Intervention de Monique Cerisier-ben Guiga

Réunion du 16 novembre 2006 à 15h00
Financement de la sécurité sociale pour 2007 — Article 41

Photo de Monique Cerisier-ben GuigaMonique Cerisier-ben Guiga :

Monsieur le ministre, l'article 41 n'apporte que des réponses très partielles à la question du droit à l'exercice de la médecine par les 6 000 praticiens étrangers actuellement en activité dans les hôpitaux français : ils exercent, mais ils n'ont pas le droit de le faire...

Sans eux, bien des hôpitaux de proximité fermeraient. Sans eux, à peu près aucun service d'urgence ne fonctionnerait.

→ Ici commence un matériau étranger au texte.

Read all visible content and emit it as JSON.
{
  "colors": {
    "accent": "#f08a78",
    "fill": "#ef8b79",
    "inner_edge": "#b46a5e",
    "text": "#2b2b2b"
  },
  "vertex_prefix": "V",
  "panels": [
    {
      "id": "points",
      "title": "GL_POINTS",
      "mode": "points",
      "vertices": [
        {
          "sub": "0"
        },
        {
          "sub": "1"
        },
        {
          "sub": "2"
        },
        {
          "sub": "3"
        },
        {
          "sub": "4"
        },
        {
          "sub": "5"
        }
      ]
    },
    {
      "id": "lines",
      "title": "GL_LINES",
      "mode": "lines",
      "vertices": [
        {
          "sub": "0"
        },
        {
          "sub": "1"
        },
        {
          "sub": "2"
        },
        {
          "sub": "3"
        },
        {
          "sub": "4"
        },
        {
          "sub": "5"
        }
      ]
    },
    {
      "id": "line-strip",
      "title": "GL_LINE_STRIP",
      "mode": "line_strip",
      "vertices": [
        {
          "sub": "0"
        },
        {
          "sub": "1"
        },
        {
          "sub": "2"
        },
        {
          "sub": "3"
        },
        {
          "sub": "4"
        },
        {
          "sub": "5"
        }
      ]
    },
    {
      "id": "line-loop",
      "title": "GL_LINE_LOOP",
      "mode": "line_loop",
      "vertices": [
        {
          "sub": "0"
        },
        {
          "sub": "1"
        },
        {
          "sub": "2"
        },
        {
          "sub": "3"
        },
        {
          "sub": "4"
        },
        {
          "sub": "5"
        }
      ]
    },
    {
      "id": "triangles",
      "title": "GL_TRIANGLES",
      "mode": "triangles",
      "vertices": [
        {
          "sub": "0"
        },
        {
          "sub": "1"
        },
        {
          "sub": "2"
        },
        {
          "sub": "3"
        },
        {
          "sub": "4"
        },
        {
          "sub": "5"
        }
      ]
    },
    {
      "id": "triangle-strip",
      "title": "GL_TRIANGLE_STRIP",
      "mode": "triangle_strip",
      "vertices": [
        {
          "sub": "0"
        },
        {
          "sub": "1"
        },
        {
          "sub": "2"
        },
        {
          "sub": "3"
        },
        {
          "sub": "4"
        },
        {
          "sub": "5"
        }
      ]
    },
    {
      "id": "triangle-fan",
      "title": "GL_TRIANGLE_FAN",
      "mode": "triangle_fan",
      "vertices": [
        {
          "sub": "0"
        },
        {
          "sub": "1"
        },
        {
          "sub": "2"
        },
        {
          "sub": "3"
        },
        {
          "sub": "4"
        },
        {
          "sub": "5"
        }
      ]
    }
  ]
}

Sans eux, les Français seraient souvent privés de soins aujourd'hui et, sans eux, surtout, ils auront de plus en plus de mal à être soignés dans un proche avenir.

Je rappelle que, d'après les statistiques publiées par votre ministère, l'hypothèse admise est que le nombre de médecins en activité en France sera passé de 205 200 en 2002 à 186 000 en 2025 ; il ne restera plus que 283 médecins pour 100 000 habitants en 2025, à comparer aux 335 médecins pour 100 000 de 2002.

Pourquoi s'obstiner dans la discrimination à l'encontre de médecins à doctorat étranger, dont le diplôme est reconnu pour donner des soins, pour assumer la responsabilité réelle d'un service et pour former des jeunes médecins, mais pas pour obtenir le droit d'exercer ni pour être convenablement rémunéré ? Est-ce l'intérêt de la population française ? Est-ce juste envers ces 6 000 médecins ?

À notre avis, ce blocage est destiné à ne pas aggraver davantage le déficit des hôpitaux, objectif qui, semble-t-il, suppose pour le Gouvernement de maintenir 6 000 praticiens à doctorat ou à diplôme étranger dans la précarité statutaire et la sous-rémunération.

Je citerai un exemple parmi d'autres, mais qui me touche particulièrement parce que je représente les Français de l'étranger.

« Citoyen français né à l'étranger, titulaire d'un doctorat en médecine algérien et diplômé en santé publique, j'ai exercé pendant six ans en Algérie en tant que clinicien et chef d'un service d'épidémiologie », m'écrit un correspondant. « J'exerce depuis 1994 en France, où je dirige un département de santé publique et coordonne plusieurs projets de santé. J'ai également des activités d'enseignement hospitalo-universitaire dans une faculté, mais je n'ai pas le droit d'exercer la médecine en France. »

Invraisemblable situation !

Que proposez-vous, monsieur le ministre, à ce médecin et à ses milliers de confrères qui, très généralement, sont des citoyens français ?

Vous nous présentez un texte qui est très en retrait sur la jurisprudence de la Cour de justice européenne, laquelle, dans un arrêt du 14 septembre 2002, a statué qu'« un ressortissant communautaire dont le diplôme a été acquis hors de l'Union européenne a le droit de faire valoir ses titres et ses expériences acquis tout au long de sa carrière afin de se voir reconnaître l'exercice plein et entier de la médecine ».

C'est cette reconnaissance des acquis de l'expérience qui fait le plus défaut dans ce projet de loi.

Mais celui-ci est également très en retrait par rapport aux solutions adoptées le 28 avril 2004 par le Conseil national de l'ordre des médecins.

Enfin, il est très insuffisant au regard de l'avis formulé par la HALDE, la Haute autorité de lutte contre les discriminations et pour l'égalité, dans sa délibération n° 2005-56 du 27 février 2005, avis repris et précisé dans sa délibération du 6 novembre 2006.

Les deux reproches que formule la HALDE sur l'article 41 sont les suivants : « il ne permet pas de prendre suffisamment en compte l'expérience des praticiens acquise en France » - c'est donc le même grief que celui que l'on peut formuler en se fondant sur la jurisprudence de la Cour de justice européenne - et « il ne permet pas de palier les carences de la procédure discrétionnaire soumise à une décision non motivée ».

La HALDE, qui aurait dû être consultée pour avis sur ce texte, ne l'a pas été. Elle avait jugé, dès le 27 février 2005, que le dispositif faisant participer les praticiens hospitaliers diplômés hors de l'Union européenne à l'exercice de la médecine sans possibilité de l'exercer pleinement « constituait une discrimination fondée sur l'origine, prohibée dans la fonction publique et dans l'accès aux professions libérales ».